What Tactics Do Spammers Use?
There are now anti-spam methods designed to prevent and sort spam transmissions. However, spammers have devised new ways to deliver emails without being detected. Here are some of the tactics spammers apply:
- Collecting email addresses through internet searches
- Using subject lines that start with “Hi” or “Re:” to bait you into clicking links or downloading attachments
- Using Open Relay—a computer that allows anyone to send emails anonymously
How Can You Avoid Spam?
These practices can help you block or minimize spam emails:
- Using spam-reporting features
Most email providers feature a spam button. This allows you to “train” your email to recognize spam better. Emails detected as spam are automatically filtered and routed to your spam folder, bypassing your inbox. Change your mail server if it doesn't automatically identify spam and phishing emails.

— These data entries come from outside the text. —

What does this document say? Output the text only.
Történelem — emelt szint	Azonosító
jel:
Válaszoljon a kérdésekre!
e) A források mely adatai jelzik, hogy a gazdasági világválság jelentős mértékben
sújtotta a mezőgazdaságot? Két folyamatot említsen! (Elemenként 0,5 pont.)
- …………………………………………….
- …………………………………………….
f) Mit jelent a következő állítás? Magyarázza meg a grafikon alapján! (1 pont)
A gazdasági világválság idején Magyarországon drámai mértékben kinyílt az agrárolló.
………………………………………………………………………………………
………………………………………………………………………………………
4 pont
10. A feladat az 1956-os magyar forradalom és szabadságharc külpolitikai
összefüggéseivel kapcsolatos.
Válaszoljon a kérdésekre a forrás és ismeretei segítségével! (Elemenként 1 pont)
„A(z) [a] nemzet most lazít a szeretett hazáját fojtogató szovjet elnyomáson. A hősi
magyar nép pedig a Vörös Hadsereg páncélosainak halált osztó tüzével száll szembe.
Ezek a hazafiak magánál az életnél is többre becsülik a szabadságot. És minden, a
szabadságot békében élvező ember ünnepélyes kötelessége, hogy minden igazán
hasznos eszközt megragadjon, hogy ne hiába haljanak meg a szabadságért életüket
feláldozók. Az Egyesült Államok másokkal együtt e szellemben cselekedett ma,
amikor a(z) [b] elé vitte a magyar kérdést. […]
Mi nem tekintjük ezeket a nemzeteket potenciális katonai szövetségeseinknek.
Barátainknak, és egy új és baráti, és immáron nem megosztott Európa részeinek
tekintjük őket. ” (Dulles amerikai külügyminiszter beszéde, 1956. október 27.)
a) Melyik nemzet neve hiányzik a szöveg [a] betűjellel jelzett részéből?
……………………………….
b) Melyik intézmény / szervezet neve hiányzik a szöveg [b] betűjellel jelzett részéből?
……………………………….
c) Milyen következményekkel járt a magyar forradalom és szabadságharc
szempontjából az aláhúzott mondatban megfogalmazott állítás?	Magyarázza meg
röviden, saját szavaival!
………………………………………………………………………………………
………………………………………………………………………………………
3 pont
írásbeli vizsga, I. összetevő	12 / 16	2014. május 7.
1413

- Notifying your mail server of non-spam emails
Regularly check your spam folder. If you find something that doesn't belong there, move it to your inbox. This tells your spam filter which emails aren’t classified as spam.
Many online services and eCommerce platforms demand an email address. Don't use your primary email address to join non-essential services like gaming apps. Sign up for these using a bogus email.
- Not responding
This is true for all types of spam. Do not open messages, click on hyperlinks or download attachments. Never send a reply. If you do, they may believe you are a responsive target, resulting in increased spam.
- Keeping your contact details private
Spammers scour the internet for any contact details. Keep your internet identity as confidential as possible.
- Notifying contacts whose accounts have been used for spam
If you received spam from a trustworthy contact, notify them immediately. Warn them that their account has been hacked. This way, they can fix the issue and regain control of their account.
- Updating your computer’s security settings
Keep your system updated to prevent spammers from seeking vulnerabilities. Use Captcha on login pages, comment sections, and other interactive channels.